Special relief is a great relief to Mr Scott

Special relief is a great relief to Mr Scott

Wed 16 Sep 2015

A taxpayer who had got seriously behind with his tax affairs has obtained last-ditch relief because the Tribunal decided it would have been unreasonable and excessive for HMRC to refuse to reduce assessments under the special relief rules.

The story began when Mr Scott failed to file his 2006/07 and 2007/08 self-assessment tax returns, so on 28 June 2010 HMRC issued determinations of tax for both years.

HMRC determinations are not appealable but at that point Mr Scott could still have filed the outstanding returns within three years of the relevant filing dates (31 January 2011 and 2012 respectively) and his self-assessments would have automatically displaced HMRC’s determinations (though HMRC would have been able to review and challenge the returns themselves).

When Mr Scott finally filed the returns in November 2012 they showed much lower tax than HMRC’s determinations but Mr Scott could not rely on the tax determinations being overridden automatically.

Into the last chance saloon

Instead he could only claim special relief which is effectively a taxpayer’s last resort when all other avenues of recovery of overpaid tax have failed.

In this case special relief could only apply if, broadly:

  • it would be unconscionable (ie ‘completely unreasonable’ or ‘unreasonably excessive’) for the amount to be recovered or repayment to be withheld;
  • the taxpayer’s affairs were otherwise up to date or were being brought up to date; and
  •  the taxpayer had not relied upon this paragraph previously, or there were exceptional circumstances as to why he had.

Mr Scott’s argument was that the determinations were excessive and that the returns were late due to the serious illness and subsequent death of his accountant, compounded by his own matrimonial difficulties. His representatives had pointed out to HMRC the great disparity between the tax determined by HMRC (circa £11,250) and the actual liability based on the returns eventually submitted (circa £3,750) but HMRC denied the claim for special relief on the basis that Mr Scott had a poor previous compliance record and had been subject to legal proceedings by HMRC. This would not have been a bar under the second condition above if Mr Scott’s affairs were otherwise up to date and as HMRC did not use that condition to deny relief it must be assumed that he had brought his tax affairs up to date.

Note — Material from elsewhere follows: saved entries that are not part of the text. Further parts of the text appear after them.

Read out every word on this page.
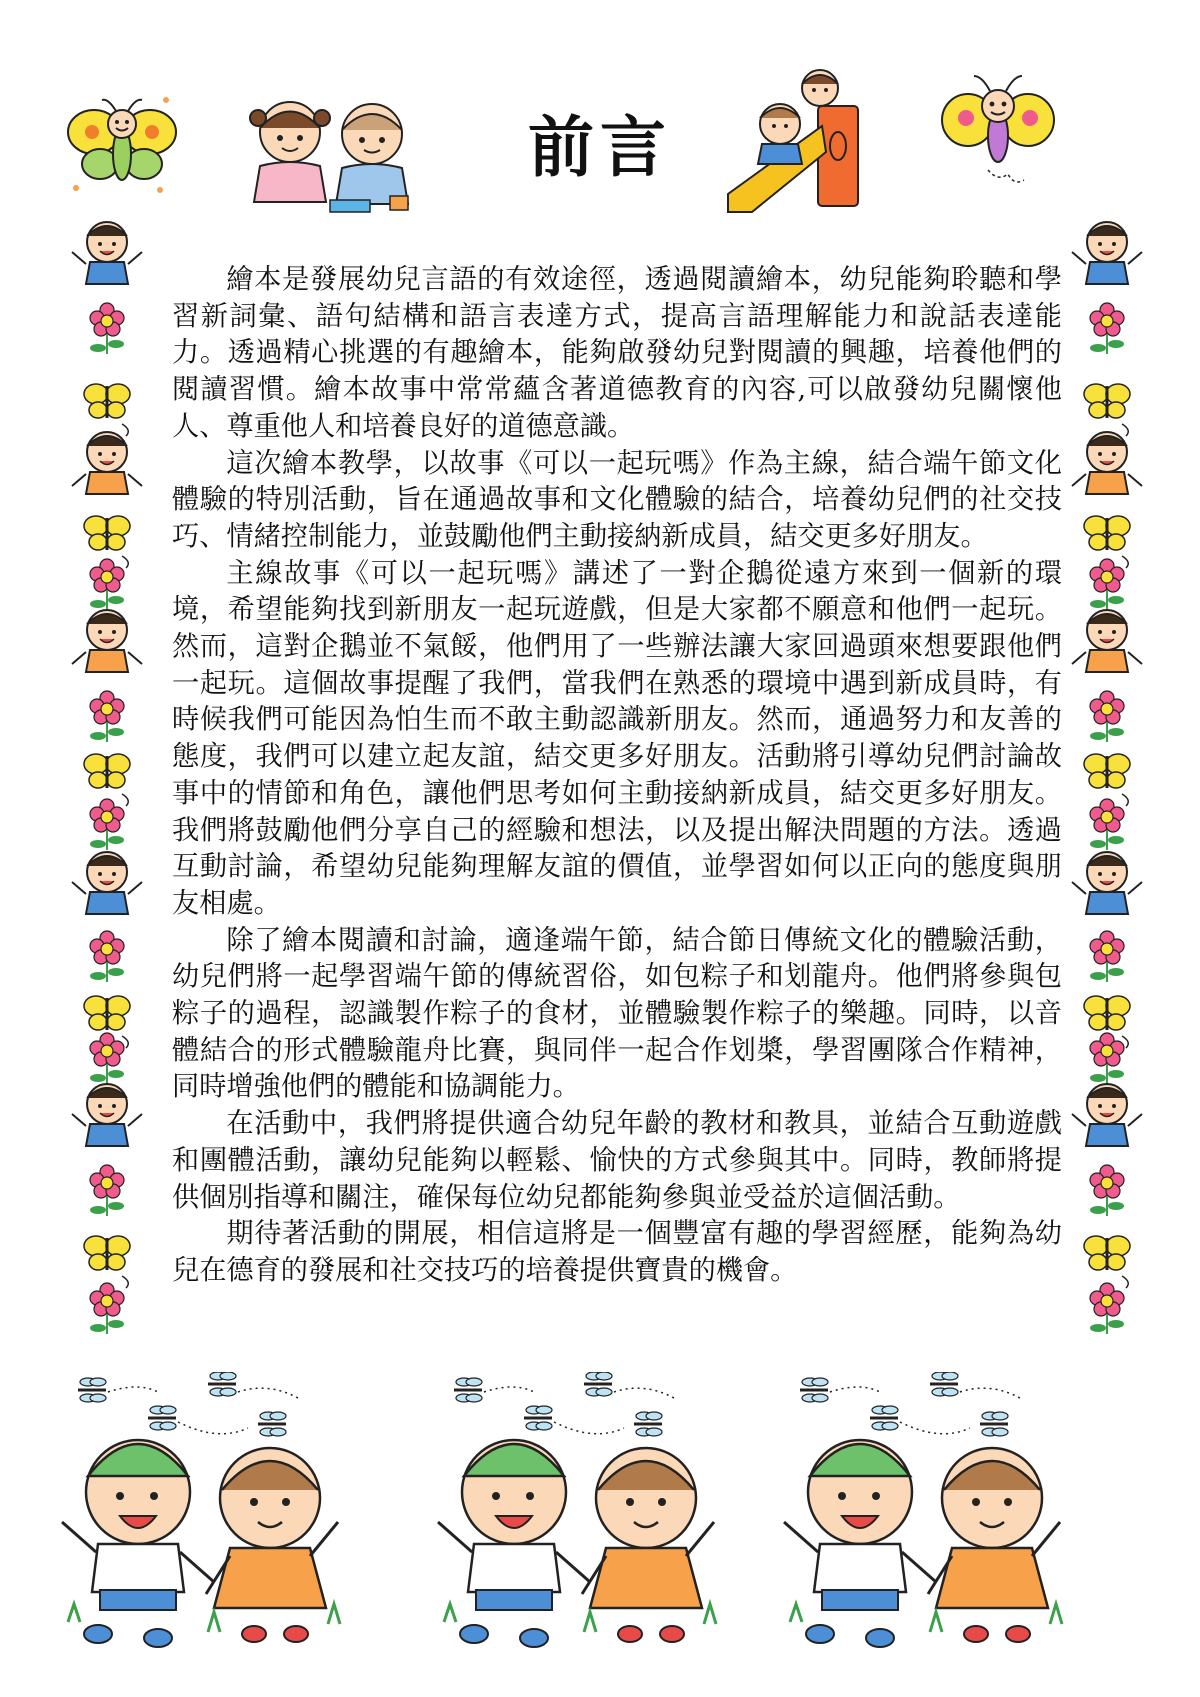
前言

繪本是發展幼兒言語的有效途徑，透過閱讀繪本，幼兒能夠聆聽和學習新詞彙、語句結構和語言表達方式，提高言語理解能力和說話表達能力。透過精心挑選的有趣繪本，能夠啟發幼兒對閱讀的興趣，培養他們的閱讀習慣。繪本故事中常常蘊含著道德教育的內容,可以啟發幼兒關懷他人、尊重他人和培養良好的道德意識。

這次繪本教學，以故事《可以一起玩嗎》作為主線，結合端午節文化體驗的特別活動，旨在通過故事和文化體驗的結合，培養幼兒們的社交技巧、情緒控制能力，並鼓勵他們主動接納新成員，結交更多好朋友。

主線故事《可以一起玩嗎》講述了一對企鵝從遠方來到一個新的環境，希望能夠找到新朋友一起玩遊戲，但是大家都不願意和他們一起玩。然而，這對企鵝並不氣餒，他們用了一些辦法讓大家回過頭來想要跟他們一起玩。這個故事提醒了我們，當我們在熟悉的環境中遇到新成員時，有時候我們可能因為怕生而不敢主動認識新朋友。然而，通過努力和友善的態度，我們可以建立起友誼，結交更多好朋友。活動將引導幼兒們討論故事中的情節和角色，讓他們思考如何主動接納新成員，結交更多好朋友。我們將鼓勵他們分享自己的經驗和想法，以及提出解決問題的方法。透過互動討論，希望幼兒能夠理解友誼的價值，並學習如何以正向的態度與朋友相處。

除了繪本閱讀和討論，適逢端午節，結合節日傳統文化的體驗活動，幼兒們將一起學習端午節的傳統習俗，如包粽子和划龍舟。他們將參與包粽子的過程，認識製作粽子的食材，並體驗製作粽子的樂趣。同時，以音體結合的形式體驗龍舟比賽，與同伴一起合作划槳，學習團隊合作精神，同時增強他們的體能和協調能力。

在活動中，我們將提供適合幼兒年齡的教材和教具，並結合互動遊戲和團體活動，讓幼兒能夠以輕鬆、愉快的方式參與其中。同時，教師將提供個別指導和關注，確保每位幼兒都能夠參與並受益於這個活動。

期待著活動的開展，相信這將是一個豐富有趣的學習經歷，能夠為幼兒在德育的發展和社交技巧的培養提供寶貴的機會。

HMRC refused special relief, so Mr Scott appealed to the First-tier tax Tribunal. The Tribunal approached the case on the basis that their role was to consider whether HMRC’s decision-making process was correct in its approach and whether they had genuinely applied the test of unconscionableness.

On this basis, the Tribunal found that because HMRC had not taken proper account of the disparity between the liabilities in the determinations and the value of the actual liabilities eventually reported, their approach in making the decision was unreasonable.

The Tribunal found that HMRC had failed to take account of this material factor in arriving at their decision as to whether it was unconscionable to recover the tax. In the words of the Judge ‘HMRC did not engage with the argument in any genuine sense and instead chose to focus on Mr Scott’s tax history’.

Even though the Tribunal commented that Mr Scott’s approach to his tax affairs was ‘most unimpressive’, this was not to be taken into account in arriving at the decision whether special relief was available as his affairs had been brought up to date.

HMRC’s decision making process in refusing special relief was flawed in that they did not take proper account of all the facts put before them. The result might have been different if HMRC had given proper consideration to the disparity in the amounts of tax contended for: they might then have been able to argue the punitively high determination was reasonable in the light of Mr Scott’s past history but they did not.

This was only an FTT decision which does not set any precedent, though it may be persuasive in future cases. It is also potentially open to appeal since the decision about conscionableness is one of law, not fact, and so may be susceptible to being overturned should HMRC appeal.